Striped snails might be a few different species, not breeds. A pic would help enormously. Baby snails are well able to manage on their own from the moment of birth, but the ones you are seeing are not likely babies of the adult. They are more likely 'pest' species, bladder or ramshorn or pond snails. They will breed rapidly, at a very young age, don't need mates to do it either. Lay eggs in clear gel like blobs on any surface.
If you want a few small snails, these guys are not bad to have but they do reproduce constantly, so you have to pick some out or remove any egg masses you see. If you want hard working snails that won't reproduce, get a Nerite snail. Lays eggs, but they cannot hatch in fresh water.
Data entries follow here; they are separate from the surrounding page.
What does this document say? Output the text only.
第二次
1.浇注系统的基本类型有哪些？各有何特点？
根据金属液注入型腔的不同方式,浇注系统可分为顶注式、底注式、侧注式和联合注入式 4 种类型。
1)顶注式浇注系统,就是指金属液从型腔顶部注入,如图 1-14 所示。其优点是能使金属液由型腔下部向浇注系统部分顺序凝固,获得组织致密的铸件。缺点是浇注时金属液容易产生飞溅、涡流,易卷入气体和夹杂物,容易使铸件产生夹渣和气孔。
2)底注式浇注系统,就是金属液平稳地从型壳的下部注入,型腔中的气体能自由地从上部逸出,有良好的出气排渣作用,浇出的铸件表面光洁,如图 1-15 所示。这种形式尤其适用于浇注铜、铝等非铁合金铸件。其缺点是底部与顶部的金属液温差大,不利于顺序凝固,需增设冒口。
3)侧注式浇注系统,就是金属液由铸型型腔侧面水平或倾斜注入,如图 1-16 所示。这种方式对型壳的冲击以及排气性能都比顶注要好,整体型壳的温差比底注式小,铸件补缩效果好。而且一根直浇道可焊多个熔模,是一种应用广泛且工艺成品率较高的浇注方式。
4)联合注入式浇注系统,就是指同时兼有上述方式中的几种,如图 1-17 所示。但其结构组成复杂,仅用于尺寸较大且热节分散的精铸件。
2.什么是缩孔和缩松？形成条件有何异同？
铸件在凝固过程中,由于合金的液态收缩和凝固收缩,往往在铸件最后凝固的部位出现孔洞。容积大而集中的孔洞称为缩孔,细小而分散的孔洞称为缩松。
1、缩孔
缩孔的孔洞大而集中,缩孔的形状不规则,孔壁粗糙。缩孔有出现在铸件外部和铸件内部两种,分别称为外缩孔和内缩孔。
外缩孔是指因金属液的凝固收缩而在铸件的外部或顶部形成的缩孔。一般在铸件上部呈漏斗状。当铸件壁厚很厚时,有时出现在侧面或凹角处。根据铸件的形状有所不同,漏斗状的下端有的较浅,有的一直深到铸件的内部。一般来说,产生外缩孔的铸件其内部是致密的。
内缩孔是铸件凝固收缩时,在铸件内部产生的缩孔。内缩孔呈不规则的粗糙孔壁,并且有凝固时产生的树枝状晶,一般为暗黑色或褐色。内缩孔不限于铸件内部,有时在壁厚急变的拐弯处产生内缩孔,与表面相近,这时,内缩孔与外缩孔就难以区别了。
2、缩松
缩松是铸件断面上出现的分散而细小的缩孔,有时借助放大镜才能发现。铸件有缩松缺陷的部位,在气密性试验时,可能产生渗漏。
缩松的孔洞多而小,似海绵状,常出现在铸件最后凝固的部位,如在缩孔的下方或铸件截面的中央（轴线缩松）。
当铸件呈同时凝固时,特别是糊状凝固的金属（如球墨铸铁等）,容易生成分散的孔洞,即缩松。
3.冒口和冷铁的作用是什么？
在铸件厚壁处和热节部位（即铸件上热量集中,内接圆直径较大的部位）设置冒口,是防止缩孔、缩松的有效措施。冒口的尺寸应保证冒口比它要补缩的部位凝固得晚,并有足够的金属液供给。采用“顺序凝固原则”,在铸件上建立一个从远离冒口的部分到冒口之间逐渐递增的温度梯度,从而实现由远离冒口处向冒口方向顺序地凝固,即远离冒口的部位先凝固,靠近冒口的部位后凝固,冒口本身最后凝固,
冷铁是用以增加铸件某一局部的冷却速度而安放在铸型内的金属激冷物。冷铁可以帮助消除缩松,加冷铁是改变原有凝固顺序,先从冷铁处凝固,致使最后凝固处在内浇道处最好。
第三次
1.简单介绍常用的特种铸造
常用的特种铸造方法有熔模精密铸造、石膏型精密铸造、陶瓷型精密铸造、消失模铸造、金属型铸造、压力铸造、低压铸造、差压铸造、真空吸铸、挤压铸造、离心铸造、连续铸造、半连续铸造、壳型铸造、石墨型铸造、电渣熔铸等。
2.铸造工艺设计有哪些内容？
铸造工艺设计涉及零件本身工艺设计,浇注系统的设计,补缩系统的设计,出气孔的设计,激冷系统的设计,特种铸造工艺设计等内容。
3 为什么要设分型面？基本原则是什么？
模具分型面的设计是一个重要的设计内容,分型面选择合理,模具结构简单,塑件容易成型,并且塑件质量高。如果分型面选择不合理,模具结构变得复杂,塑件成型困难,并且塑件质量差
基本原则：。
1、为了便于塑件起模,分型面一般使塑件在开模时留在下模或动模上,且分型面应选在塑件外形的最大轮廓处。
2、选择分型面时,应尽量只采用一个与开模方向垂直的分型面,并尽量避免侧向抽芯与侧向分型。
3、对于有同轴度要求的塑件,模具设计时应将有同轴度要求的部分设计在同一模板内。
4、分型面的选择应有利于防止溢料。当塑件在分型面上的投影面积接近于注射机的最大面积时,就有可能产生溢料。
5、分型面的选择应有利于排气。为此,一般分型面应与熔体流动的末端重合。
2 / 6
Mystery snails get quite large, but lay eggs out of the water, so easy to control. Also have sexes, need both for fertile eggs, but females can lay infertile ones sometimes. Get to the size of a golf ball, in your size tank a pair would be plenty. Nerites are smaller, you could have 3 or 4 of them.
Nerites are commonly called Zebra snail, or Thorny or Horned, or Tire Track, etc. These are different species, but all do the same work, and all need salt water to hatch their eggs. Very useful snails to have, shells are quite handsome.
Mysteries come in an assortment of colours.. bodies can be ivory, gold, blue, purple, black, brown, etc., shells can be any of these plus they may or may not have stripes. Stripes are the wild form of the original snail and are often brownish or dull goldish under the stripes. They have long antennae and a breathing siphon they can stick up a couple of inches to breathe. Must have air, they are air breathers and can drown if they can't get to air periodically.
Nerites are totally aquatic, no air required, but can stand long periods out of the water without suffering. They come from tidal areas where they are exposed to air between tides a number of times per day.